In many countries of the world the extent of ethnic, cultural and racial diversity is increasing as a result of international migration. One frequently voiced concern is that as populations become more diverse, socioeconomic inequalities within countries will become greater. The present study presents new measures of ethnic, racial and religious diversity for 198 countries and territories. These measures were used as predictors of the Gini index in regression models with other predictors. Ethnic and religious diversity were found to be virtually unrelated to the Gini index. However, a high level of racial diversity independently predicts a high Gini index. The effect of racial diversity is robust and persists when controls for spatial and cultural autocorrelation are introduced. The ethnic, racial, cultural and religious diversity of national populations varies over a wide range. At one extreme are countries such as Sweden and Norway which are, or were until recently, very homogeneous on most or all of these dimensions. Other countries are extremely diverse. For example, we find very high levels of ethnic diversity in most countries of sub-Saharan Africa, and very high levels of racial diversity in most Latin American countries. The possibility that aspects of cultural, ethnic or racial diversity are related to the level of income inequality in the country derives from two lines of reasoning. One hypothesis states that social solidarity is greatest in countries with a homogeneous population. It has been shown repeatedly that in private life, people associate preferentially with partners who are similar to themselves (DeBruine, 2002). According to genetic similarity theory (Rushton, 1989; Rushton and Bons, 2005), this tendency evolved as an extension of kin-selected altruism.
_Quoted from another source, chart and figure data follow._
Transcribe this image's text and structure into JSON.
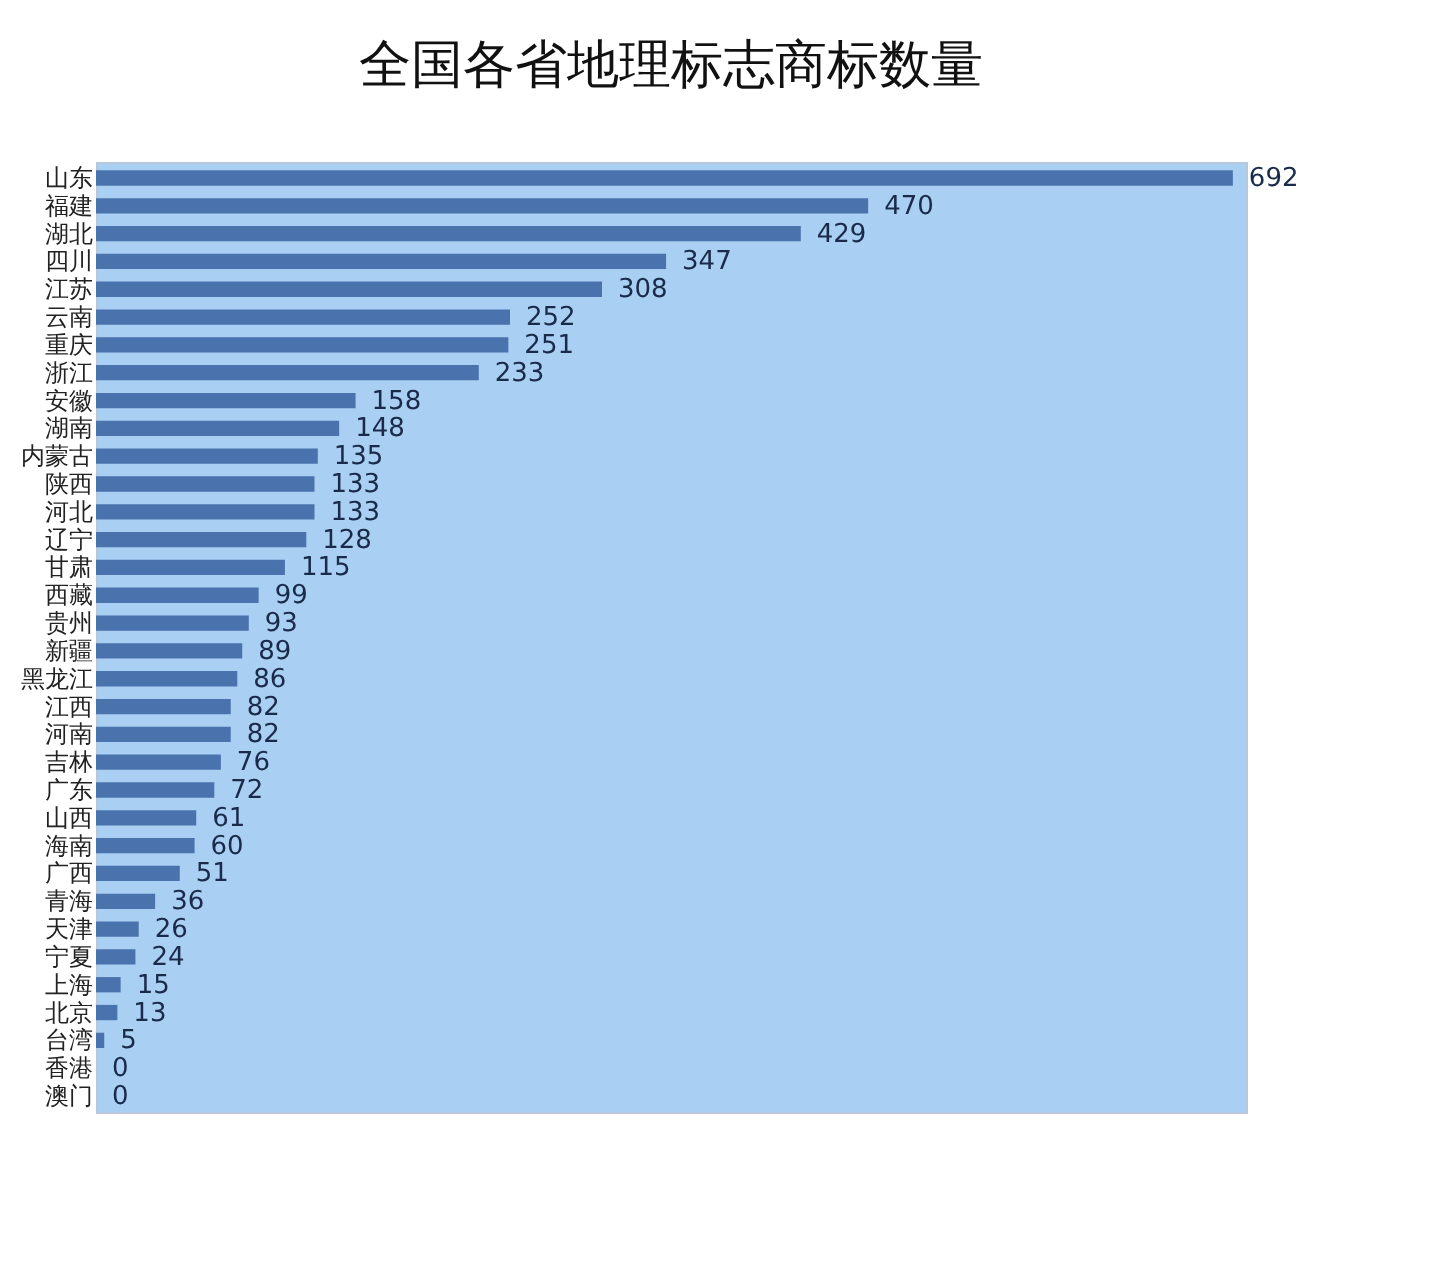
{
  "chart_data": {
    "type": "bar",
    "orientation": "horizontal",
    "title": "全国各省地理标志商标数量",
    "categories": [
      "山东",
      "福建",
      "湖北",
      "四川",
      "江苏",
      "云南",
      "重庆",
      "浙江",
      "安徽",
      "湖南",
      "内蒙古",
      "陕西",
      "河北",
      "辽宁",
      "甘肃",
      "西藏",
      "贵州",
      "新疆",
      "黑龙江",
      "江西",
      "河南",
      "吉林",
      "广东",
      "山西",
      "海南",
      "广西",
      "青海",
      "天津",
      "宁夏",
      "上海",
      "北京",
      "台湾",
      "香港",
      "澳门"
    ],
    "values": [
      692,
      470,
      429,
      347,
      308,
      252,
      251,
      233,
      158,
      148,
      135,
      133,
      133,
      128,
      115,
      99,
      93,
      89,
      86,
      82,
      82,
      76,
      72,
      61,
      60,
      51,
      36,
      26,
      24,
      15,
      13,
      5,
      0,
      0
    ],
    "color": "#4a72ad",
    "data_labels": true,
    "grid": false
  }
}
He made an estimate of the intelligence diversity using the ethnic groups in the countries and their IQs and genetic distances. His results were not so surprising:

His correlation of .41 is not too far from the simulation results of .31, and his regression results were robust enough. This may make us wonder how to reconcile the simulation findings with Meisenberg’s real data findings using a proxy for IQ SD instead of the real deal. The simplest explanation I can think of is that racial diversity reduces support for income redistribution policies (very rationally, says Frank Salter), and that’s what Meisenberg’s measure is really picking up upon, not intelligence inequality’s direct effect on income inequality.